On the Mechanism and Dynamics of Modular Addition: Fourier Features, Lottery Ticket, and Grokking

TL;DR

This paper analyzes how two-layer neural networks learn modular addition, revealing the mechanisms of feature combination, phase symmetry, and frequency diversification, and explaining phenomena like grokking through a comprehensive theoretical framework.

Contribution

It provides a full mechanistic and theoretical explanation of feature learning, training dynamics, and generalization in neural networks solving modular addition, including the lottery ticket hypothesis and grokking.

Findings

Neurons learn Fourier features with phase alignment and frequency diversification.

Phase symmetry enables majority voting to cancel noise and identify correct sums.

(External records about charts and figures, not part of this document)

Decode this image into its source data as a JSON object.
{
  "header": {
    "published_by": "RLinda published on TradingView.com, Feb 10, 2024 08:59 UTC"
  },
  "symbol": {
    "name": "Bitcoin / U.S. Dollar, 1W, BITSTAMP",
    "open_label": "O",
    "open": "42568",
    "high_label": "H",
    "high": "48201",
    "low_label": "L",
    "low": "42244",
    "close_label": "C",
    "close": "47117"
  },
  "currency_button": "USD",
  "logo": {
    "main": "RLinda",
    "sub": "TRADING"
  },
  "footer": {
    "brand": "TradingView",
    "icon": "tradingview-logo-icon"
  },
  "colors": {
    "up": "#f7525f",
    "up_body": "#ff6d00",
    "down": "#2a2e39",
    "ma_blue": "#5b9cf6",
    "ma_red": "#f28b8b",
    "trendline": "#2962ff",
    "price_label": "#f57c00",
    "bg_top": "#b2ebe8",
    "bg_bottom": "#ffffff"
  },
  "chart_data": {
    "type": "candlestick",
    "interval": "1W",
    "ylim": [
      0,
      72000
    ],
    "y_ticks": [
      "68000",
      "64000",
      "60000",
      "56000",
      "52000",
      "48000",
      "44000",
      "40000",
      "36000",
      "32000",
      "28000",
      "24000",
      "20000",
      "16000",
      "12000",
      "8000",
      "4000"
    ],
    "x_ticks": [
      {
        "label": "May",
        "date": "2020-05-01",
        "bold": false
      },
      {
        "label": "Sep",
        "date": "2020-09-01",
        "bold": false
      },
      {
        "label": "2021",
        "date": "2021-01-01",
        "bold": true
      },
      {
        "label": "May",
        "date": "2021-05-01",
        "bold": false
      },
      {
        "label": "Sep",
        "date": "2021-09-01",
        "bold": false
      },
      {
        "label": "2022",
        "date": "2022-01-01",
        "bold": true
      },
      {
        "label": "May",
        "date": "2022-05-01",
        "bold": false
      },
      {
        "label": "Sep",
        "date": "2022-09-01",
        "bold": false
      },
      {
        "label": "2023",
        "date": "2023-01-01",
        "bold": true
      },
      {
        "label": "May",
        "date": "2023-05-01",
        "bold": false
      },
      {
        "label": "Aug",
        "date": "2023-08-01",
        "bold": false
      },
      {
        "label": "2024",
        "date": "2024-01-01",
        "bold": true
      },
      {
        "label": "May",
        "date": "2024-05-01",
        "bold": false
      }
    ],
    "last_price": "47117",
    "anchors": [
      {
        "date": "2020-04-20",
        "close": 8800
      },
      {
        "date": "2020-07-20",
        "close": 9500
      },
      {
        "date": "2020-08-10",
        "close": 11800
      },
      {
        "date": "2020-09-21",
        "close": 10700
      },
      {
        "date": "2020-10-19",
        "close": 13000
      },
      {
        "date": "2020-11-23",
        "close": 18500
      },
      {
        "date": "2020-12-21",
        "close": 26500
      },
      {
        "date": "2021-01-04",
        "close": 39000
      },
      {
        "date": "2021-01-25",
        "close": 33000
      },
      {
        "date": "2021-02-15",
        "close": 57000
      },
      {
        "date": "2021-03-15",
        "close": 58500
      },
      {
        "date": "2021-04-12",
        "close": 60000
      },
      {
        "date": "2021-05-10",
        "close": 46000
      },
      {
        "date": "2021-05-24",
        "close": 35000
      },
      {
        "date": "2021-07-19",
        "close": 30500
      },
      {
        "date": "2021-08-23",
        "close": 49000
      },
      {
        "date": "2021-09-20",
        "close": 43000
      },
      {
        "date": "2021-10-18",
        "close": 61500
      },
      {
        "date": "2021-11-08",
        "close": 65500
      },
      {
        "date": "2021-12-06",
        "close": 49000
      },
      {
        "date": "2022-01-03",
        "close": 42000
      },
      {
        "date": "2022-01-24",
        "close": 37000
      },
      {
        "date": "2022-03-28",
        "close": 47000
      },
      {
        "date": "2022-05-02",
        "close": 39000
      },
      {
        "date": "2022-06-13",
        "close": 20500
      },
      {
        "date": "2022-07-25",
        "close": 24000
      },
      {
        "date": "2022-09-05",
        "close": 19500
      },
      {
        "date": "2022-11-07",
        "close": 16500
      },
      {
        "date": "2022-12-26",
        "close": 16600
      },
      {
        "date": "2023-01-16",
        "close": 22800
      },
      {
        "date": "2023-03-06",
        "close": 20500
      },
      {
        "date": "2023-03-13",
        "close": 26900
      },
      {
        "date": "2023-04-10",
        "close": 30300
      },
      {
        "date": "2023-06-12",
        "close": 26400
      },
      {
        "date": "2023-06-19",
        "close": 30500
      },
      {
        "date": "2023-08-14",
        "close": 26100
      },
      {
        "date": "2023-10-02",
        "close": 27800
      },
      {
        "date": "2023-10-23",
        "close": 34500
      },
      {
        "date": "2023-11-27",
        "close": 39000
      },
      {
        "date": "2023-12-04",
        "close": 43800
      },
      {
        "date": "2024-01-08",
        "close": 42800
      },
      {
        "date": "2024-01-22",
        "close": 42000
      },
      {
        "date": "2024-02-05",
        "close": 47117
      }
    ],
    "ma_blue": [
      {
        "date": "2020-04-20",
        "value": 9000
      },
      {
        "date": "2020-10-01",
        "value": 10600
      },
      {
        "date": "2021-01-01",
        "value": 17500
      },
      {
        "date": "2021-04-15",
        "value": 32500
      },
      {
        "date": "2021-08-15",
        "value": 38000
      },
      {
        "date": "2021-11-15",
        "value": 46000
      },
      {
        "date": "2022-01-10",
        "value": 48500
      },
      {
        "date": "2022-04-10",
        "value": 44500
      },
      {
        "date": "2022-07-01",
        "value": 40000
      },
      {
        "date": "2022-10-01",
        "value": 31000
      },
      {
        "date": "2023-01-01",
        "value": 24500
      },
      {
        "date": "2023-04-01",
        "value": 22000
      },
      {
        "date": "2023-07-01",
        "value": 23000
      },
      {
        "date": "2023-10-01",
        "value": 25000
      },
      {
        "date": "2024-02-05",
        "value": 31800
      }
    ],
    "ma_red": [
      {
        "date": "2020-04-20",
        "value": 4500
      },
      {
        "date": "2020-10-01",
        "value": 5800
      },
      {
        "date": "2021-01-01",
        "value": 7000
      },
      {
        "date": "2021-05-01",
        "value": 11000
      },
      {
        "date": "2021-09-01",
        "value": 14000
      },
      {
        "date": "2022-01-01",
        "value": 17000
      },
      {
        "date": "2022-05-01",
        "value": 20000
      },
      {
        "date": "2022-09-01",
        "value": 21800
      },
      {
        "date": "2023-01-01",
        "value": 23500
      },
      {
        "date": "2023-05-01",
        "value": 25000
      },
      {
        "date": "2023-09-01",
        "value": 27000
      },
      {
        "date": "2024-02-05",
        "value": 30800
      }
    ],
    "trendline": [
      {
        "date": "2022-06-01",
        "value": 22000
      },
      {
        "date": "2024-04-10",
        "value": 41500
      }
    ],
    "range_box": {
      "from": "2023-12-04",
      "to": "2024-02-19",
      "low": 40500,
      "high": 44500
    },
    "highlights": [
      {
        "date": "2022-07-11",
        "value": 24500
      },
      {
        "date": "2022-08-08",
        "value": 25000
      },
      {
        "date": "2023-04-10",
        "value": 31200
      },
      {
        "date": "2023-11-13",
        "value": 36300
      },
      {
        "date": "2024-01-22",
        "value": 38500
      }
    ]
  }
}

Grokking is characterized as a three-stage process involving memorization and two generalization phases.

Abstract

We present a comprehensive analysis of how two-layer neural networks learn features to solve the modular addition task. Our work provides a full mechanistic interpretation of the learned model and a theoretical explanation of its training dynamics. While prior work has identified that individual neurons learn single-frequency Fourier features and phase alignment, it does not fully explain how these features combine into a global solution. We bridge this gap by formalizing a diversification condition that emerges during training when overparametrized, consisting of two parts: phase symmetry and frequency diversification. We prove that these properties allow the network to collectively approximate a flawed indicator function on the correct logic for the modular addition task. While individual neurons produce noisy signals, the phase symmetry enables a majority-voting scheme that cancels out noise, allowing the network to robustly identify the correct sum. Furthermore, we explain the emergence of these features under random initialization via a lottery ticket mechanism. Our gradient flow analysis proves that frequencies compete within each neuron, with the "winner" determined by its initial spectral magnitude and phase alignment. From a technical standpoint, we provide a rigorous characterization of the layer-wise phase coupling dynamics and formalize the competitive landscape using the ODE comparison lemma. Finally, we use these insights to demystify grokking, characterizing it as a three-stage process involving memorization followed by two generalization phases, driven by the competition between loss minimization and weight decay.